TOKYO -- A Japanese naval destroyer fired an interceptor missile to shoot down a mock ballistic missile off Hawaii in a test of Japan's missile-defense system, the defense ministry said Friday.
The U.S. Missile Defense Agency in a statement called the test a “significant milestone in the growing cooperation between Japan and the U.S. in the area of missile defense.”

The target was launched from a U.S. navy facility on Hawaii at 0306 GMT, the Japanese defense ministry said in a statement.

The destroyer Kirishima, equipped with the Aegis radar system, detected the target and fired a SM-3 interceptor missile three minutes later, the statement added. The interceptor struck the target in outer space.

It was the fourth SM-3 launch tests Japan has conducted since 2007, using in turn four Aegis-equipped destroyers which have been upgraded with missile-defense functions. Three of the intercept tests were successful.

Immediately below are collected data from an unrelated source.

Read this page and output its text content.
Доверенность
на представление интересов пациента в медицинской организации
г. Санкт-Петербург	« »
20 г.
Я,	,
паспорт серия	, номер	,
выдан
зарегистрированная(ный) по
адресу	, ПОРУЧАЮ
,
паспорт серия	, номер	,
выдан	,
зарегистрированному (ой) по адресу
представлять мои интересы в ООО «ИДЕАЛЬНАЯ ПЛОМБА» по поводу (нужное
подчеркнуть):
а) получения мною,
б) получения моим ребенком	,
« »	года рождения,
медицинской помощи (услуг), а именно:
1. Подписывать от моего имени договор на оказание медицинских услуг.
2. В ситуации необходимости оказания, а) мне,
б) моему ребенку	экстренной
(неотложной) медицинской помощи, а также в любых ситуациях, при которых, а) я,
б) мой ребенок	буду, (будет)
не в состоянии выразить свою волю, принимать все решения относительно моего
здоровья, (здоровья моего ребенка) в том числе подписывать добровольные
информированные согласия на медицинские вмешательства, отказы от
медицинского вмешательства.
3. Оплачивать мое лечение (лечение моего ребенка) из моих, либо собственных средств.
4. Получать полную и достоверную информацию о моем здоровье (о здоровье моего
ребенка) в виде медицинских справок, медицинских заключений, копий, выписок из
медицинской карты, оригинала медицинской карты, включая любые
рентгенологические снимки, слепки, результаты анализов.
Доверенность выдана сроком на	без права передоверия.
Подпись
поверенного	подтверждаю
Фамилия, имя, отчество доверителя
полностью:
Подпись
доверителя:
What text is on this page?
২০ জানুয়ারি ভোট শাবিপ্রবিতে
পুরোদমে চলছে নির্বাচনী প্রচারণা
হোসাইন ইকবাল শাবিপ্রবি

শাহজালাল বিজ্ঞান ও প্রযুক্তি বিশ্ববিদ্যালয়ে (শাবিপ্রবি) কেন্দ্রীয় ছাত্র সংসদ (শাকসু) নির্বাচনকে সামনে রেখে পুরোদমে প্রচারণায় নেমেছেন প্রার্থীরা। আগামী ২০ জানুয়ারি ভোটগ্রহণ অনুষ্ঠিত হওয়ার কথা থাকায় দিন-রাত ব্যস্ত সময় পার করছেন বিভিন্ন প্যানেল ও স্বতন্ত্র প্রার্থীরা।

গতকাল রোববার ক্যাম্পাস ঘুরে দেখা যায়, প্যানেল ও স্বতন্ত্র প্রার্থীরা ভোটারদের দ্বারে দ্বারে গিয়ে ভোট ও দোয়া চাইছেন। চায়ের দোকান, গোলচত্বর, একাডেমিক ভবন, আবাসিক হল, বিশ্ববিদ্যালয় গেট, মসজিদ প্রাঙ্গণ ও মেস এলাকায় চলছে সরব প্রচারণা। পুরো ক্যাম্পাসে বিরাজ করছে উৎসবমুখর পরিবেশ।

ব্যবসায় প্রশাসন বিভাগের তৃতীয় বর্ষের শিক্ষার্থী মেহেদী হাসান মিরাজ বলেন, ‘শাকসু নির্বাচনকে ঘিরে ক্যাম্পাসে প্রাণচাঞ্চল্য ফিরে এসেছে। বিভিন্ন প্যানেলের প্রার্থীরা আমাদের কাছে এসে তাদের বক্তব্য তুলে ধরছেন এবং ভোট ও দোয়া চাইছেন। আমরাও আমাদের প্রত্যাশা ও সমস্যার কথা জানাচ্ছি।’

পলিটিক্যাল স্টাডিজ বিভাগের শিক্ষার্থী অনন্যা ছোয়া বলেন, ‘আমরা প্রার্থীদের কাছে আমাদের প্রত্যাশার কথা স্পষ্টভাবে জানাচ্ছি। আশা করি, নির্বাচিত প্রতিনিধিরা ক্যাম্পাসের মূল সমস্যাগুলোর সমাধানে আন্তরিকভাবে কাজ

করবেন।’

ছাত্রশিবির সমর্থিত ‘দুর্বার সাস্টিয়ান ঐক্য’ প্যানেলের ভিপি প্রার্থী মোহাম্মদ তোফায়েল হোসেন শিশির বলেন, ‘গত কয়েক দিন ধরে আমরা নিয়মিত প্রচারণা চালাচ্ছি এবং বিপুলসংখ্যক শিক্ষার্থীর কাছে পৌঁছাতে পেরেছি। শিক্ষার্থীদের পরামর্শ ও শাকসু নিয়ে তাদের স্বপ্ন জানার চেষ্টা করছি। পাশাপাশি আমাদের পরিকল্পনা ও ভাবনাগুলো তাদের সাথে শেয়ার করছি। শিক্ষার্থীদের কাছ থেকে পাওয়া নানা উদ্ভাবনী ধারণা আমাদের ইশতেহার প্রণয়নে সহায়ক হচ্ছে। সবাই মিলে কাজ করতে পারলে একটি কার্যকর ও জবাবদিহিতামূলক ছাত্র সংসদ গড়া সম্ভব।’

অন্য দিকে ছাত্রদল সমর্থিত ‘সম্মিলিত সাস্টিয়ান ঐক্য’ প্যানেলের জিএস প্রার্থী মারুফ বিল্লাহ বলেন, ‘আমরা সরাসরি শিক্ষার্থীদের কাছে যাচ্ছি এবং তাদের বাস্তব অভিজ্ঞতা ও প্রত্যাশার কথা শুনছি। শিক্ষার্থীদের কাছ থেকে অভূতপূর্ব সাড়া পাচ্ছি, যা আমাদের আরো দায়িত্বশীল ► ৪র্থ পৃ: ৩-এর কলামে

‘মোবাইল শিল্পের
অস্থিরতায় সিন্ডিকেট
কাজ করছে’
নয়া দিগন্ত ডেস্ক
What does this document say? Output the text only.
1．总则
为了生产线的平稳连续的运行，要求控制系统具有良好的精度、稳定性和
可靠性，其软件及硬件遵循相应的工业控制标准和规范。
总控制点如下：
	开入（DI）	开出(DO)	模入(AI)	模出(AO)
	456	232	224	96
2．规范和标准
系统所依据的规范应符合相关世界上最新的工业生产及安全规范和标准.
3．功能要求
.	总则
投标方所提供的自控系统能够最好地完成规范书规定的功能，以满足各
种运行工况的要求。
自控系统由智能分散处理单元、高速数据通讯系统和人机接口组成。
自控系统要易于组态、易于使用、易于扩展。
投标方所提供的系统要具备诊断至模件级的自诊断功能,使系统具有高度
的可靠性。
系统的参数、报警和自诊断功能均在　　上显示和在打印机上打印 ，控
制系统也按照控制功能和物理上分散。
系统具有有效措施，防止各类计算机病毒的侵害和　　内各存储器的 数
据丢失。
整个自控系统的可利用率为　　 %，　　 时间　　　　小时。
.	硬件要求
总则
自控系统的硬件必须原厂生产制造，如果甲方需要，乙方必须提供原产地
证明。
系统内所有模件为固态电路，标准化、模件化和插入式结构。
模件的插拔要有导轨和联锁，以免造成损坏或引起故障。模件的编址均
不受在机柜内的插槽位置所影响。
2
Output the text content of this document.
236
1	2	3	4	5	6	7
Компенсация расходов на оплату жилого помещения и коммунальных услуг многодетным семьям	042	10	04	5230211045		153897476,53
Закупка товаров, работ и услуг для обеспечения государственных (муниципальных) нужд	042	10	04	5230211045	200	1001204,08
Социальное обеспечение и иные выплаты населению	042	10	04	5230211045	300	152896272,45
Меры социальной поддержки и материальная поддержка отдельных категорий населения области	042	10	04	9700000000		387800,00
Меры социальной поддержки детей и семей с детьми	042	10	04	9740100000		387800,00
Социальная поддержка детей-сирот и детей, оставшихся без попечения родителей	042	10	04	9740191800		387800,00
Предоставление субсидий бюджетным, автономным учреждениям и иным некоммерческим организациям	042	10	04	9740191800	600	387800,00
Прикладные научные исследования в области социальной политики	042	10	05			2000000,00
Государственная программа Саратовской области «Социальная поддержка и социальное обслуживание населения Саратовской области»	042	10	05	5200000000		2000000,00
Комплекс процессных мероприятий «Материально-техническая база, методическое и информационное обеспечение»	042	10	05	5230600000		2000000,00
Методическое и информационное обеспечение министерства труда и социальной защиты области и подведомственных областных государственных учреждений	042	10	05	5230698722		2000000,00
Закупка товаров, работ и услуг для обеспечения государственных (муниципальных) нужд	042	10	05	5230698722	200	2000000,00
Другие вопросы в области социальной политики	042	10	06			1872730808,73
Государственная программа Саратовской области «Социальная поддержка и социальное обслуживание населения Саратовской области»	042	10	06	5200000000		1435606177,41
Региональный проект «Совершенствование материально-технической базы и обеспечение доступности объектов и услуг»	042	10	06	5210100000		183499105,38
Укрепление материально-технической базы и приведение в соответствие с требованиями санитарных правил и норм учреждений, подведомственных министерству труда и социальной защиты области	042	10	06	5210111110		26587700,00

Washington and Tokyo have been working jointly to install a missile shield, citing the threat of attacks from North Korea, which fired a missile over Japan's main island in 1998 and tested an atomic bomb in 2006.

U.S. President Barack Obama's administration has been urging its NATO allies to build a missile defense shield in Europe using the SM-3 interceptors and the Aegis radar system.

The latest test took place hours after U.S. Secretary of State Hillary Clinton met Japanese Foreign Minister Seiji Maehara in Hawaii at the start of her two-week tour of the Asia-Pacific region.

Clinton and Maehara reaffirmed the strength of the U.S.-Japan security alliance in the face of China's growing military strength and vowed to diversify sources of rare earths imports dominated by China.